No właśnie o to chodzi. Na każdym kroku rozmaite sekty religijne straszą szatanem, opętaniem i podobnymi bzdetami. Dlatego własnie chcę się pobawić w czarną magię, po osiągnięciu jakiegoś poziomu zaawansowania w tej bzdurze, zrobić na ten temat serie filmików na jutuba i udowodnić, że to jedna wielka bujda na resorach. Udowodnić że nawet ja ateista, próbujący wywołać demony nie jestem w stanie za ch.. tego zrobić i co za tym idzie tym bardziej rozmaici bogobojni chrzescijanie typu Annelise Michel nie parający się "czarną magią" nie mogli zostać opętani a ich stan wynikał z szeregu chorób i niczego więcej.
W przypadku tych dzieci nie kończy się opętaniem tylko schizofrenią. Pochodzą one z religijnych rodzin i zostają kindersatnistami w ramach buntu i potrzeby poczucia wyjątkowości. Na ogół ich satanizm kończy się na noszeniu czarnej odziezy i wisiorka z pentagramem, słuchaniu black metalu i chlaniu taniego wina w poniemieckich bunkrach. Jednym słowem czysta pozerka która jednak pomimo całej swej śmieszności przeradza się w ich delikatnych umysłach w poczucie winy i nerwice lękową przed urojonym "diabłem". Ja natomiast zamierzam podejść do tematu bardziej profesjonalnie i w miare możliwości odworzyć konkretne rytuały i zaklęcia jakimi posługiwali się poszczególni blagierzy.. to znaczy czarnoksiężnicy robiący na ogół na dworach dawnej Europy. Dlatego też spytałem o profesjonalną literature na ten temat (no harry potter raczej mi nie pomoże) Dlaczego tu? Ponieważ wielu fanów horrorów demonologicznych intereseuje się czarną magią i może uzyskam jakąś ciekawą odpowiedź.
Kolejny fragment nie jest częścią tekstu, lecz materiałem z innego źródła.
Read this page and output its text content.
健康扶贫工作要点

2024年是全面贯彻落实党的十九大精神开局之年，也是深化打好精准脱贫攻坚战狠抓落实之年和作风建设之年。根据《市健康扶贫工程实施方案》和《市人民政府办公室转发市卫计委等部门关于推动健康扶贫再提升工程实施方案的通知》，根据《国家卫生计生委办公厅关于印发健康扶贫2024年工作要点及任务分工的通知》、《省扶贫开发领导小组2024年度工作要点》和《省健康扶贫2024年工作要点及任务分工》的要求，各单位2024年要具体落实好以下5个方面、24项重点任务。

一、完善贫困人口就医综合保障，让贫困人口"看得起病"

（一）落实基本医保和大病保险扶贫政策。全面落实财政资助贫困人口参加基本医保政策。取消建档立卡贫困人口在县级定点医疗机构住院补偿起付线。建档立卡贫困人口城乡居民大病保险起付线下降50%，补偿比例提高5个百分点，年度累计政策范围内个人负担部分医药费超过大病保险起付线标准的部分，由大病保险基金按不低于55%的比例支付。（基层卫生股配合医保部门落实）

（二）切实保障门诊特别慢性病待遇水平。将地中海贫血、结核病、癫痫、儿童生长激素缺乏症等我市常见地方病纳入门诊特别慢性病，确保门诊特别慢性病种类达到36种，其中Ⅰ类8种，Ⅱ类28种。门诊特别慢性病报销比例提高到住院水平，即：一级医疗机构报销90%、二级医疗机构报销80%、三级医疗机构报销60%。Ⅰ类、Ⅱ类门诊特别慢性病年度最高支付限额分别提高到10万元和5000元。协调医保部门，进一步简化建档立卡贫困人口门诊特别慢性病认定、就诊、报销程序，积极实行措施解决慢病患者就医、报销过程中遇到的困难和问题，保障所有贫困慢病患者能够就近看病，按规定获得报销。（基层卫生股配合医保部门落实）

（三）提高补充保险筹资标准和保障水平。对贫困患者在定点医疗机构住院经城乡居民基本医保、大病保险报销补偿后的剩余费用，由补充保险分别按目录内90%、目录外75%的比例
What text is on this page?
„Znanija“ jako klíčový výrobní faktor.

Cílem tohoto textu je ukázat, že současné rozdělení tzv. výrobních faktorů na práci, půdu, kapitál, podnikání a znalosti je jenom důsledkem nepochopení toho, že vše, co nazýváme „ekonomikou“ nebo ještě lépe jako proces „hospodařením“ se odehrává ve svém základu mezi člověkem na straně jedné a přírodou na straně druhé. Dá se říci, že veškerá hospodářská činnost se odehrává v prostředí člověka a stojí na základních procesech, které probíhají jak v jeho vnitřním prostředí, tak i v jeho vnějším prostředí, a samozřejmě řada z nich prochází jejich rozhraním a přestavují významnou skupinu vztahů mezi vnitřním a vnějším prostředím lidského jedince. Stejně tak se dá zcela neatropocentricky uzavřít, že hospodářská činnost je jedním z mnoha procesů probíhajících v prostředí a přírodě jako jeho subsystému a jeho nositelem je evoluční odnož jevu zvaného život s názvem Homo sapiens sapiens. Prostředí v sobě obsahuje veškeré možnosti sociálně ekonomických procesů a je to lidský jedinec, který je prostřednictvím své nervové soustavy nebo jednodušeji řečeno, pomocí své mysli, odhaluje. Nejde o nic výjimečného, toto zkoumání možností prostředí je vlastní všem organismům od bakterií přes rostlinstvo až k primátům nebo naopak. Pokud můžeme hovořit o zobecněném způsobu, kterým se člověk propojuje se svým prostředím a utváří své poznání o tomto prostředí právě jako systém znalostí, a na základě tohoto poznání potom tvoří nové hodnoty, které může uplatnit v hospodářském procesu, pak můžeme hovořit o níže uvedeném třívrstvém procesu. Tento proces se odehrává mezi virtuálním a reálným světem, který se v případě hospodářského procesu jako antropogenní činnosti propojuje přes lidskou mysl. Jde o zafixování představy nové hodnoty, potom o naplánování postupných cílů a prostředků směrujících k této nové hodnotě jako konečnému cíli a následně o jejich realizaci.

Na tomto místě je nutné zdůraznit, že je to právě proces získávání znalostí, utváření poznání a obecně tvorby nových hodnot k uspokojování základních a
Jaką schizofrenią? Widać, że masz bardzo małe pojęcie o tym co mówisz zanim przystąpi się do procesów egzorcyzmów potrzebny jest wynik badań od 2 niezależnych psychiatrów iż dana osoba nie posiada żadnych chorób psychicznych w psychiatry występuje takie stwierdzenie jak opętanie. Schizofrenia to nie to samo co opętanie a U Michele występowały takie anomalia jakie u normalnego i nawet u osoby psychicznej nie zachodzą. Mogła zgnieść jedną ręką jabłko w dłoni zaczęła jeść muchy, pająki pić nawet swój mocz nie wspominając już we wydobywały się z niej 6 różnych głosów bo była opętana aż przez sześciu. Pewnego razu przebiła całe szklane drzwi głową po czym nie miała na twarzy żadnych zadrapań a pod koniec na jej rękach i dłoniach pojawiły się stygmaty. Radzę trochę bardziej zagłębić temat bardziej religijni zanim postanowisz się '' bawić '' tą czarną magią.